We've been using several selections from a children's book called
The Bible In Pictures For Little Eyes every night as a bedtime story for Noah. I don't remember where we got it, but I've been editing it heavily as we go along....frankly, I'm not impressed. The OT selections are a tad gory and can give the impression that God is nasty vindictive old man that'll kill you dead in a heartbeat if you step out of line, and the inaccuracies in it are sometimes dismaying, sometimes hilarious.
For one example, the author (Kenneth N. Taylor, who has written some excellent stuff for older children and adults, IMHO, but he sure missed the boat on this one) continually refers to the Jewish synagogue as "the church", and mentions Jesus changing the water at the wedding of Cana into "grape juice". (Good tee-totalling theology, there.)
I think he may just be trying to water the content down so that little children can understand it, but I think it's better to call a synagogue a synagogue, not a church---it'll avoid confusion later. The most hilarious one in the whole thing is on page 130, where Joshua's spies are being helped by "a lady" to climb outside the city wall: "the lady is helping them get away. God will be kind to the lady because she is helping the two men".
I realize that a toddler is too young to understand or care about the distinctions here (and that's as it should be), but referring to Rahab the prostitute as "a lady" just struck me as being hysterically funny.
This book was put out by Moody and is a re-print of a 1956 original, which leads me to believe it was probably a gift from one of our Protestant friends or family.

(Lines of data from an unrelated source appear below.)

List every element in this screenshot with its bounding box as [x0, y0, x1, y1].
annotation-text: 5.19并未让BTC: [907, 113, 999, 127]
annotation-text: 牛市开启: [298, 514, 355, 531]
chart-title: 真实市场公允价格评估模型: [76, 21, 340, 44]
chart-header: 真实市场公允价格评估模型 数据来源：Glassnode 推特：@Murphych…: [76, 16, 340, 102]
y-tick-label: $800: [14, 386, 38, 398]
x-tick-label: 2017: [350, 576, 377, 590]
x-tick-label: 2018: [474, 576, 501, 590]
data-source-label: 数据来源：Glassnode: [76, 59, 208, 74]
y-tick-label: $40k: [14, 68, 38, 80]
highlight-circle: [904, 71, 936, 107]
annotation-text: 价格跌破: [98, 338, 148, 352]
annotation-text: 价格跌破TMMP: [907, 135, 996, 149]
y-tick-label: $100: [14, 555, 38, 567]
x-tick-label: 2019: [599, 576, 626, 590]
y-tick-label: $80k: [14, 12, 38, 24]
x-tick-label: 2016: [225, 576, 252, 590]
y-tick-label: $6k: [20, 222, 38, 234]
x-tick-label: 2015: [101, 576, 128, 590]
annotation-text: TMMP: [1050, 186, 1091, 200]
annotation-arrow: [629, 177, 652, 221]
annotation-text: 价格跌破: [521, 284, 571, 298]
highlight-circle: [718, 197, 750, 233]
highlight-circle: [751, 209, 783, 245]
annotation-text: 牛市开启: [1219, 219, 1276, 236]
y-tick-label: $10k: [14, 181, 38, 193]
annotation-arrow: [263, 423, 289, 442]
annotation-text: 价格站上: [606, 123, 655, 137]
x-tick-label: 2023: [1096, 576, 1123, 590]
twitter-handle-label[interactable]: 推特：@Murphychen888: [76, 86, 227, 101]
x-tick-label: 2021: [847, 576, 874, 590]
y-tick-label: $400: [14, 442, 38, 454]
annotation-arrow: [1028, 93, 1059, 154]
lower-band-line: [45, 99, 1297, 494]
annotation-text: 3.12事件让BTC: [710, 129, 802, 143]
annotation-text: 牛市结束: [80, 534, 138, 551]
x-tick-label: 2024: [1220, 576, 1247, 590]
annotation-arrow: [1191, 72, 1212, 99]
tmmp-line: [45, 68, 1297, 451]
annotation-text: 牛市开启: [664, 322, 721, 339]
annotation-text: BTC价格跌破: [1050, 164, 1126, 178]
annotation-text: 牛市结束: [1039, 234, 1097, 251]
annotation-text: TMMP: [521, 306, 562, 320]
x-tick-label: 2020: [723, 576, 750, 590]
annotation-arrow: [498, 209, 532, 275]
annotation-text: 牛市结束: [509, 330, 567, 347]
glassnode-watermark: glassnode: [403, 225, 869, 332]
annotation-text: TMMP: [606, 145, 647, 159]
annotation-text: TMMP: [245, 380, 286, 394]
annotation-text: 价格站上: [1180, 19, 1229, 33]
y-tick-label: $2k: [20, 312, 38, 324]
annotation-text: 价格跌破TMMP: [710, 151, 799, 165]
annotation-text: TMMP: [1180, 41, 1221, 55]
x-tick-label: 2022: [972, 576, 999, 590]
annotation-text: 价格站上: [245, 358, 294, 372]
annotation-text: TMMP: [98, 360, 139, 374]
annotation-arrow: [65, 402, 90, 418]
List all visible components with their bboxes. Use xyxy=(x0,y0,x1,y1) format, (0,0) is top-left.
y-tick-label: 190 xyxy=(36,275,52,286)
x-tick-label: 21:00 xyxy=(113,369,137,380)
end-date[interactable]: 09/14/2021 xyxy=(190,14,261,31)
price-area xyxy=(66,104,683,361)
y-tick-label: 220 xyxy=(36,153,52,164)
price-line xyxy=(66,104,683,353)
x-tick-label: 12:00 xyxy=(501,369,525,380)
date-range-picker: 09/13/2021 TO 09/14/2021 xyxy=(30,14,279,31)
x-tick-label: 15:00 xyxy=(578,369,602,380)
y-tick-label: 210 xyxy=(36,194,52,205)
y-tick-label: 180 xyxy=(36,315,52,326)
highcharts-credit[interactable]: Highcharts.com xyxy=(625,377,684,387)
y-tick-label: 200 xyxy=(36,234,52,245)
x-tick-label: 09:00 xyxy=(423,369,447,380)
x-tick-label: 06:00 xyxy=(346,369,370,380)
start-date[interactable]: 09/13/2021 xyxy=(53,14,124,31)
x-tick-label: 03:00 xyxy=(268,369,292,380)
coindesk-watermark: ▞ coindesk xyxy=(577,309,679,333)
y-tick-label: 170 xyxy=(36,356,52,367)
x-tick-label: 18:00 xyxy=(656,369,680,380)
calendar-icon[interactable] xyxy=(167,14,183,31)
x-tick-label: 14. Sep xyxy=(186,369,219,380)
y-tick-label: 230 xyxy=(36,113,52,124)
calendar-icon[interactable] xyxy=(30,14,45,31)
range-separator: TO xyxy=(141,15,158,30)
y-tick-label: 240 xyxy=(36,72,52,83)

The text, as I said, is not much; I personally think that a lot of the OT is not fit for little children anyway, until they get old enough to understand it---stuff like Absalom impaling himself on the tree or Solomon planning to cut a baby in half with a sword might be traumatic for tiny children, and I think they should be restricted to stories like the Ark or David and Goliath (minus the head-chopping at the end) until they're older.
On the plus side, the pictures in this little book, most of which are modelled after the Dore' engravings, are excellent, and the best part of the book. Noah is still too little to bother with pictures right now (at bedtime he's more interested in what's coming out of the milk jug) but when he's older, it might make a good illustrating tool to help explain the Scriptures to him, if we ignore the text that comes with each picture.